S. oneidensis OxyR_oxi (OxyR^L197P) outcompetes OxyR_red (OxyR^C203S) for binding to the katB promoter. A, fluorescence anisotropy change upon titration of a limiting concentration of 6-FAM–labeled 60-bp katB oligonucleotides (10 nm) with the indicated OxyR variants. Data are plotted as fluorescence anisotropy change values in millianisotrophy units (mA) as a function of protein concentration by using GraphPad Prism version 7 and fit to a model describing a 1:1 protein tetramer, and lines represent simulated curves produced from the average. B, impacts of OxyR variants at varying levels on growth of the wildtype with droplet assays. Production of OxyR variants was driven by P_tac from a single copy on the chromosome. Production level in the presence of 0.02 mm IPTG was equivalent to that of the native oxyR promoter. Catalase was added to differentiate defects in viability and in growth. Experiments were performed at least three times, with the average ± S.E. (error bars) of representative results presented.

Figure 6.

Binding motifs of S. oneidensis OxyR. A, in vitro interaction of His-tagged OxyR^L197P and the various promoter sequences revealed by using EMSA. Experiments were performed in the same manner as Fig. 4A. B, predicted OxyR-binding motifs in S. oneidensis based on the verified promoter sequences.
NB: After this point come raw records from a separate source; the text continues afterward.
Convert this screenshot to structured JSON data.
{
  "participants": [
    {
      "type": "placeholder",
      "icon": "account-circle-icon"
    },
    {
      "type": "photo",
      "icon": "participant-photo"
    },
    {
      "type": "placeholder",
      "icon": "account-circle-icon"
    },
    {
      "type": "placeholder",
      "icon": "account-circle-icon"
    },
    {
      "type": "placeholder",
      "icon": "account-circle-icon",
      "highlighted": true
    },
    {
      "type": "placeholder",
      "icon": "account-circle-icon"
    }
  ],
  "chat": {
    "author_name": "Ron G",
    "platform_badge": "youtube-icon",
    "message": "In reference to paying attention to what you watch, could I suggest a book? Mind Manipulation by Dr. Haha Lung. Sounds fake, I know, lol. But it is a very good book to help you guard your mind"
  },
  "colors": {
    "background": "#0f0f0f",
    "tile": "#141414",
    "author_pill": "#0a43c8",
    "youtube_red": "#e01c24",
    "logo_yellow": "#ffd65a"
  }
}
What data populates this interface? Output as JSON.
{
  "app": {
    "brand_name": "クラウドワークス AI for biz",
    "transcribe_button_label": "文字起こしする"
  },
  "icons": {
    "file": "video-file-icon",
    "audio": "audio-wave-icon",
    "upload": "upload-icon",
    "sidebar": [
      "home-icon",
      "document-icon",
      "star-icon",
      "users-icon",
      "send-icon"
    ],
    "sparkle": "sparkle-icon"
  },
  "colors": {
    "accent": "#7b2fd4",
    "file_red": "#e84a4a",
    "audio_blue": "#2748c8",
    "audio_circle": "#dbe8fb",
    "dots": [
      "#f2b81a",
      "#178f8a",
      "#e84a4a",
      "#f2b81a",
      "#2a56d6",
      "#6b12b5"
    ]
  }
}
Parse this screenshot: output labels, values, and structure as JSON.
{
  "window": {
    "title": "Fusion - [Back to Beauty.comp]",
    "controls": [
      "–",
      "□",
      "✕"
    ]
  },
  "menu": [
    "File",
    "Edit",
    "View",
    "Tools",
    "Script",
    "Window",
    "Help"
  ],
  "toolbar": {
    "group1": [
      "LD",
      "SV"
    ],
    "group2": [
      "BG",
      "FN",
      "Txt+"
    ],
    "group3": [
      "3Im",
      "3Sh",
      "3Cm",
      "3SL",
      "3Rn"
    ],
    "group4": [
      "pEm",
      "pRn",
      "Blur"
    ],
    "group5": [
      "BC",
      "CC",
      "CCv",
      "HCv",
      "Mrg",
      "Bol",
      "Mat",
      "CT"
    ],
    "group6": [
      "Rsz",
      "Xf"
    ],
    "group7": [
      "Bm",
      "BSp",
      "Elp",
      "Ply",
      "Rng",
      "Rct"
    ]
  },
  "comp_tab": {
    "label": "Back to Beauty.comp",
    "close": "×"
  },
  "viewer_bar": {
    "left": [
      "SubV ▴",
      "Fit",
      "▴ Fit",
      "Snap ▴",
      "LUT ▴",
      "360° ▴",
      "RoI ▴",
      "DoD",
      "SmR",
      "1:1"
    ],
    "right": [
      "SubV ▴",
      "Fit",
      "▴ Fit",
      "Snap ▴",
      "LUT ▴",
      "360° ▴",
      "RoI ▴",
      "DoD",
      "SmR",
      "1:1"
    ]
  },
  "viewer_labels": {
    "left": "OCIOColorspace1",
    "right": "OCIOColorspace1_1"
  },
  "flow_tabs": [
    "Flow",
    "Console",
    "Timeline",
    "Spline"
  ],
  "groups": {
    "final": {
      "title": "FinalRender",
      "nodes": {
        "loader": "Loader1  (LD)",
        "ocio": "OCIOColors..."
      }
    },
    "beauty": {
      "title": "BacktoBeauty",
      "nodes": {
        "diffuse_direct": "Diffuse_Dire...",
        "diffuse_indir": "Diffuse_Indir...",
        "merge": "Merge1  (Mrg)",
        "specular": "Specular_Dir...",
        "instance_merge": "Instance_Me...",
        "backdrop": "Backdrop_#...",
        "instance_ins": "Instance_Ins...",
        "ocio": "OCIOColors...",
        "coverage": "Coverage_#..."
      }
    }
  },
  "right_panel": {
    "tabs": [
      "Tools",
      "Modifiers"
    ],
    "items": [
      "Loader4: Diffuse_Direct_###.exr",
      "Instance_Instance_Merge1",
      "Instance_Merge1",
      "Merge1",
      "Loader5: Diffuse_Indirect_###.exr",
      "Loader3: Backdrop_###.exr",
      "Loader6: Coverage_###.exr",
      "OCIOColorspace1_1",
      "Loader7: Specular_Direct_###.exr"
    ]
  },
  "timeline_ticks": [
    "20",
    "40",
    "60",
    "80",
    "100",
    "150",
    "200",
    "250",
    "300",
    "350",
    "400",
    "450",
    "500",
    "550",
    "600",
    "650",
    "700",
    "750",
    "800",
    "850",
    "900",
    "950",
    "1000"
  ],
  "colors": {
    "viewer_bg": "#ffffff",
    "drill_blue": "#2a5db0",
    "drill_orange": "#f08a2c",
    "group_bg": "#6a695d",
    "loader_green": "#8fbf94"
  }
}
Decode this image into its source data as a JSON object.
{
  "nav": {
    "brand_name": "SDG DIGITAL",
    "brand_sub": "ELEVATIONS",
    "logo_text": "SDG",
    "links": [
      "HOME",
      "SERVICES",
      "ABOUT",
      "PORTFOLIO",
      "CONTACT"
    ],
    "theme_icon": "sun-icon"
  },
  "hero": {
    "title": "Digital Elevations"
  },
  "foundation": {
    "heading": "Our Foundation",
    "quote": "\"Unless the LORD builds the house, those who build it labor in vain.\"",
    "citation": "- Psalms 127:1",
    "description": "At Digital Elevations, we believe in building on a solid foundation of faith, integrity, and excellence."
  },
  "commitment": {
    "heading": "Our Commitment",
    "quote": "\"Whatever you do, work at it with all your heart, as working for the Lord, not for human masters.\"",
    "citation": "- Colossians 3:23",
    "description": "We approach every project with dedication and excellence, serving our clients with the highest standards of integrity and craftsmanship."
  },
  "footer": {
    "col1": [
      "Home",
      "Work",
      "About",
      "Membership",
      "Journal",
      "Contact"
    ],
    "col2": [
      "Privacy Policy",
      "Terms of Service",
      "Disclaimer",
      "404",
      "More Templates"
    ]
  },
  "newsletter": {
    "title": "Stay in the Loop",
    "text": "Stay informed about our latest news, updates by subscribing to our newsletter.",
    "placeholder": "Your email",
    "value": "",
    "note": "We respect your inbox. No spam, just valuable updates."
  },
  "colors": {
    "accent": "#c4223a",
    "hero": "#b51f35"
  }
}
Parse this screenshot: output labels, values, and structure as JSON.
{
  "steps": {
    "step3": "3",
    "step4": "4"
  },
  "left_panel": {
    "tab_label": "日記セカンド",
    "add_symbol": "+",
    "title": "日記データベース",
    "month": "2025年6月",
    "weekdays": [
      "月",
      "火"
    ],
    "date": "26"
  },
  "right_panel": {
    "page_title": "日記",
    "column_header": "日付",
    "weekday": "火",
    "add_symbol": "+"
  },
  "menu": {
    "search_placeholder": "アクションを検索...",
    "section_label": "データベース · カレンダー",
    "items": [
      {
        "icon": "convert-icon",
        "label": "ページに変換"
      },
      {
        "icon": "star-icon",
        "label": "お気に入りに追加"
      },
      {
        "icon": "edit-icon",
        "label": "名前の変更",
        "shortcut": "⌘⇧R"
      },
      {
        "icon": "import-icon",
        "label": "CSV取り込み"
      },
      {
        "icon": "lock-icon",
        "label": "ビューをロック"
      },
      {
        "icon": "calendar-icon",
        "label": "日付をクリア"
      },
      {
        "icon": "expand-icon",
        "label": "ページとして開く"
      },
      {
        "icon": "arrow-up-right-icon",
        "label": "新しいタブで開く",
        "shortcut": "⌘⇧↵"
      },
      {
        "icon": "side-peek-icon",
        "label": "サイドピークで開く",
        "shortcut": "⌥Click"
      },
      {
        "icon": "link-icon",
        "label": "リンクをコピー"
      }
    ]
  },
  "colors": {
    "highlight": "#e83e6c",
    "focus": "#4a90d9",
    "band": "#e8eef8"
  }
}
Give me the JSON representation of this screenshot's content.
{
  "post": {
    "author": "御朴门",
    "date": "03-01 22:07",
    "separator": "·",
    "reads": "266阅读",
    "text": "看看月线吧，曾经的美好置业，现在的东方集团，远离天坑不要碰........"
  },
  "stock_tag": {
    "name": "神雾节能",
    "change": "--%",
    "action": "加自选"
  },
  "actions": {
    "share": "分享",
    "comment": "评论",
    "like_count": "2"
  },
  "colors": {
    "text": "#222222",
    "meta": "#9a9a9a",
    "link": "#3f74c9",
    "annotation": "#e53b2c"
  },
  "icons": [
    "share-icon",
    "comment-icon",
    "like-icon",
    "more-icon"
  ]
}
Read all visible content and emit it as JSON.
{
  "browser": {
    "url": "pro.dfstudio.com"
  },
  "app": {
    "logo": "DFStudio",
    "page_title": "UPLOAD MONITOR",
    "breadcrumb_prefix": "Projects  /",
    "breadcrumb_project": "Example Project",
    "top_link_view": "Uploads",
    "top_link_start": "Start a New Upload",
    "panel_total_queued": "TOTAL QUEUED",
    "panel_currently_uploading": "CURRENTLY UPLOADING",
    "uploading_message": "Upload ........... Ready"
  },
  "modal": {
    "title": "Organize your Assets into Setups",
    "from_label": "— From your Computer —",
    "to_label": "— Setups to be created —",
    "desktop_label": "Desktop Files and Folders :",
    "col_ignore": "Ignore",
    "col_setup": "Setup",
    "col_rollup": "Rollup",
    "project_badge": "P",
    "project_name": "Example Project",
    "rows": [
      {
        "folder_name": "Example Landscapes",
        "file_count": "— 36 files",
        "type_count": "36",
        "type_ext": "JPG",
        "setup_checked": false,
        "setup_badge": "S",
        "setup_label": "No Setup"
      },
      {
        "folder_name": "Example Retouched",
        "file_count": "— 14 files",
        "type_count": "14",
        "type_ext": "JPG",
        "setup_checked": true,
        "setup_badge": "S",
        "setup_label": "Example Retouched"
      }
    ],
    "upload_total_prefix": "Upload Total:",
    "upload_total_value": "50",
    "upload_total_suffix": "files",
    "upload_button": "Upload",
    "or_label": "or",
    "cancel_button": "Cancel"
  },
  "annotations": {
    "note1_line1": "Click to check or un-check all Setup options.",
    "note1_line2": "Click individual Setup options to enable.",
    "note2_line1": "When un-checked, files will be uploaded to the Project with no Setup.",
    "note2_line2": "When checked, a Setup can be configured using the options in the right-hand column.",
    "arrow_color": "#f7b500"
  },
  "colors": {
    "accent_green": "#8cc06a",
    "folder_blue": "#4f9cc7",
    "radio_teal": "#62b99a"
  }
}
The motifs of the 13- and 29-bp palindromic sequences predicted by AlignACE and MEME are marked with black and blue dashed lines, respectively. Tetranucleotide sequences are underlined based on the E. coli OxyR consensus. C, mutational analysis of the katB regulatory region. Transcriptional fusion constructs are diagramed as in Fig. 4C. In P_katB, the motif of 13 bp is in blue and extended to form the 29-bp motif, the additional nucleotides are in red, and tetranucleotide sequences are underlined. In P_katB mutants, a dot represents the corresponding nucleotide deleted, and nucleotides underlined and in boldface type were mutated. Promoter activity was measured by β-galactosidase assay and is presented as Miller units. Experiments were performed at least three times, with the average ± S.E. (error bars) presented.